许无意转身走向大门,两名保镖让开通路,陈景明坐在沙发上,死死盯着他的背影,眼底满是不甘与怀疑,却找不到半分破绽发难,只能硬生生憋下满心算计。
踏出顶层主阁,冰冷晚风扑面而来,吹散屋内压抑的浊气,许无意紧绷许久的肩线微微放松,方才短短一刻钟的对峙,每一句话都如履薄冰,稍有一句失言,便会彻底暴露所有筹谋,莱尔、许凌安一行人、院内数十名孩童都会陷入绝境。
只是危机并未彻底解除。
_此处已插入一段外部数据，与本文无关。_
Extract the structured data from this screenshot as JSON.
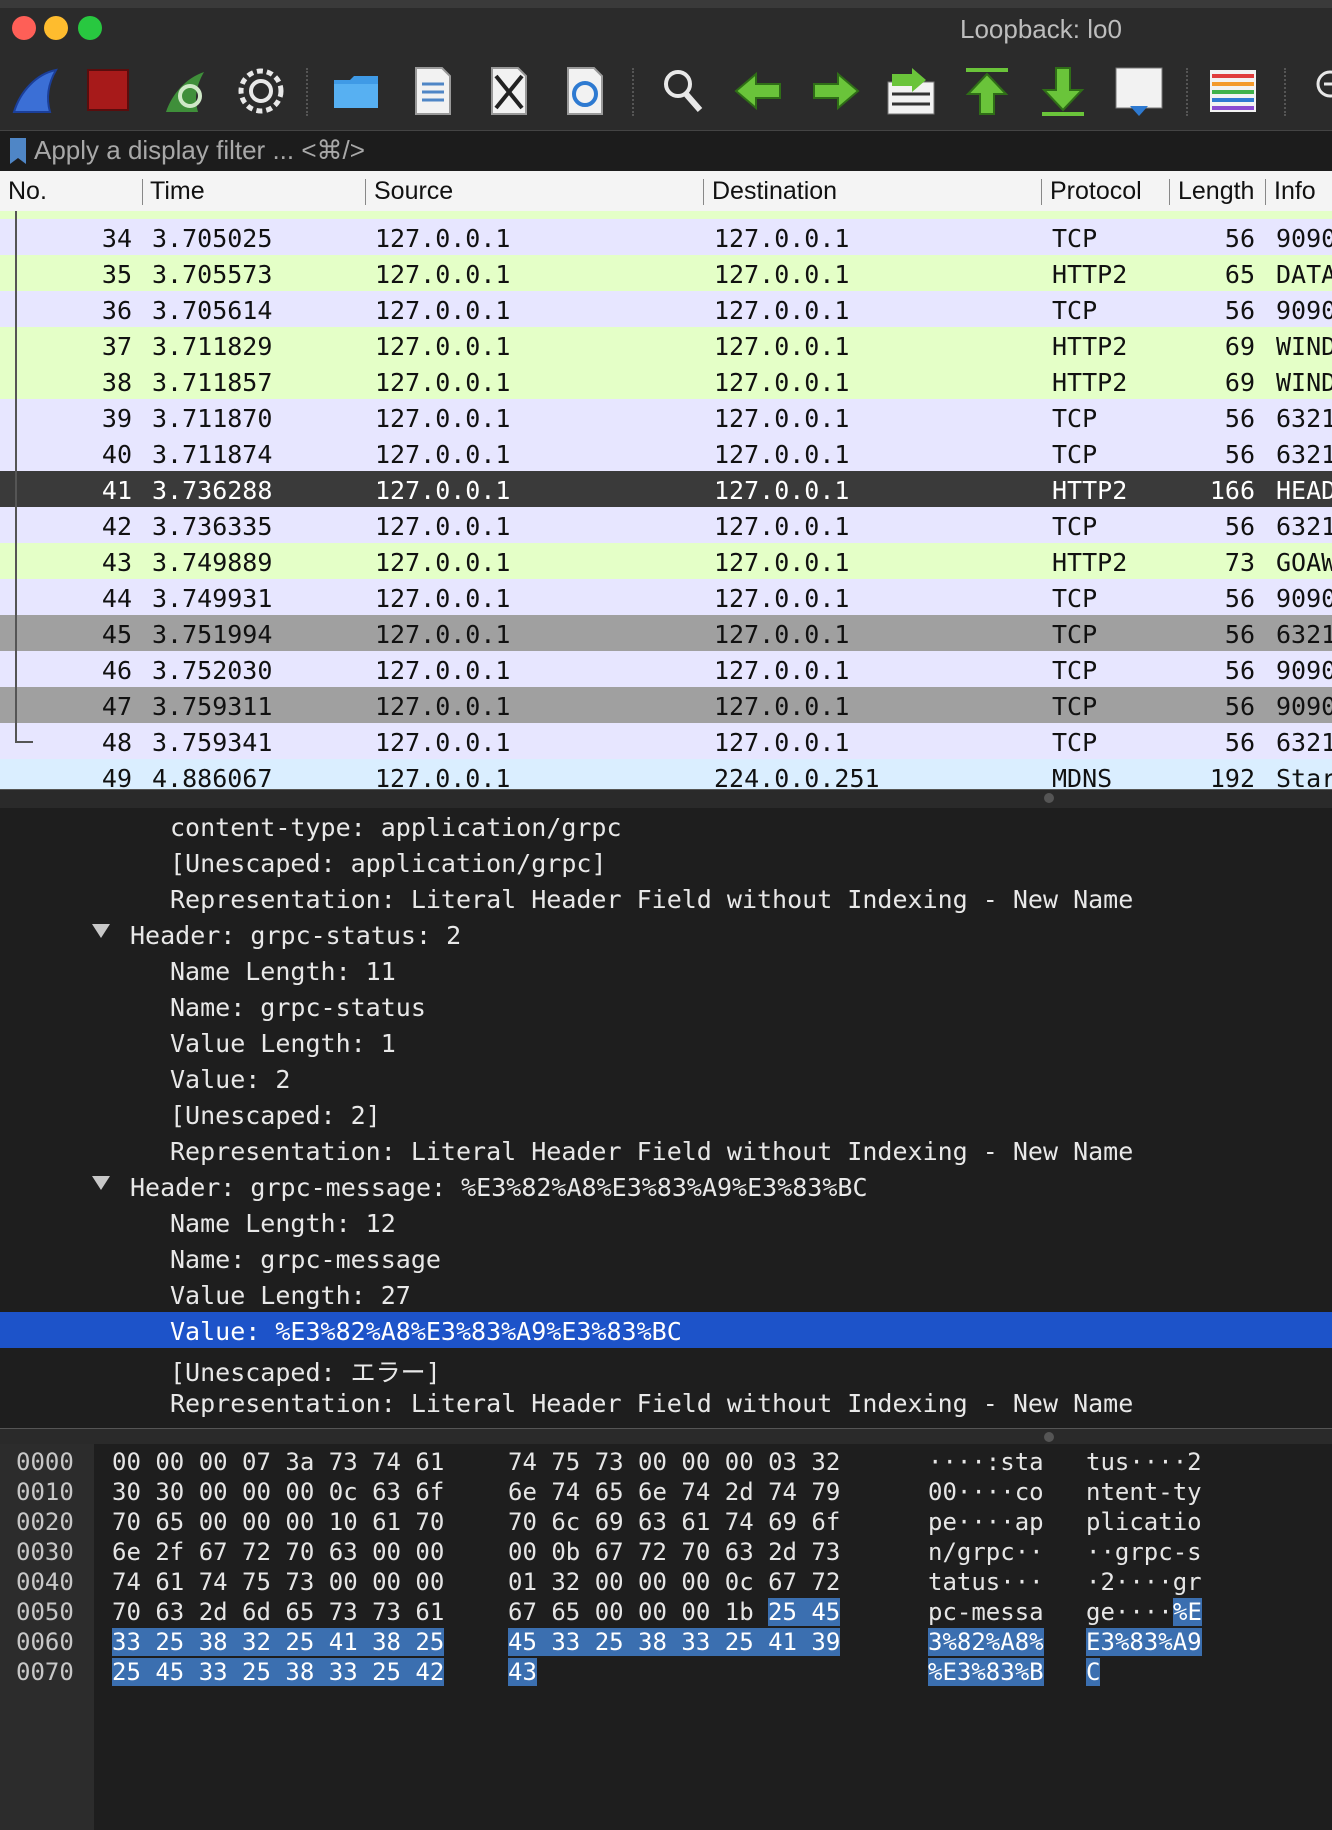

门外即将派驻二十四小时轮班暗探看守术修厢房,往后他再想悄悄和马伦互通消息、规划莱尔出境路线,难度倍增;同时接下来一月要全权负责剩余孩童转运,等于时时刻刻身处罪恶交易中心,一边周旋富商、打手与凯斯的眼线,一边要暗中配合许凌安筹备营救计划,分身乏术。
走到楼梯中段,远远便看见两名黑衣暗探已经领命,径直朝着术修厢房的方向快步走去,正是凯斯指派过去看守莱尔的人手。
许无意脚步顿了一瞬,眼底掠过一丝沉郁,随即压下情绪,稳步下楼。
眼下明面上暂时稳住凯斯,躲过一场致命问责,可厢房门外多了两道不间断监视的视线,暗格里沉睡的莱尔,又多了一层无形枷锁。后院关押的六十多名孩童还等待救援,边境之外许凌安三人正紧锣密鼓布置拦截方案,万里之外的泰尔比墨官邸,艾利克斯夫妇日夜等候消息,而他独自被困在这座遍布眼线的囚笼据点之中,前路重重阻碍,分毫不敢松懈。
夜色彻底笼罩整片深山据点,大院白炽灯尽数亮起,交易收尾的嘈杂人声、保镖巡逻的脚步声层层交织,一场新的困局,已然摆在许无意眼前。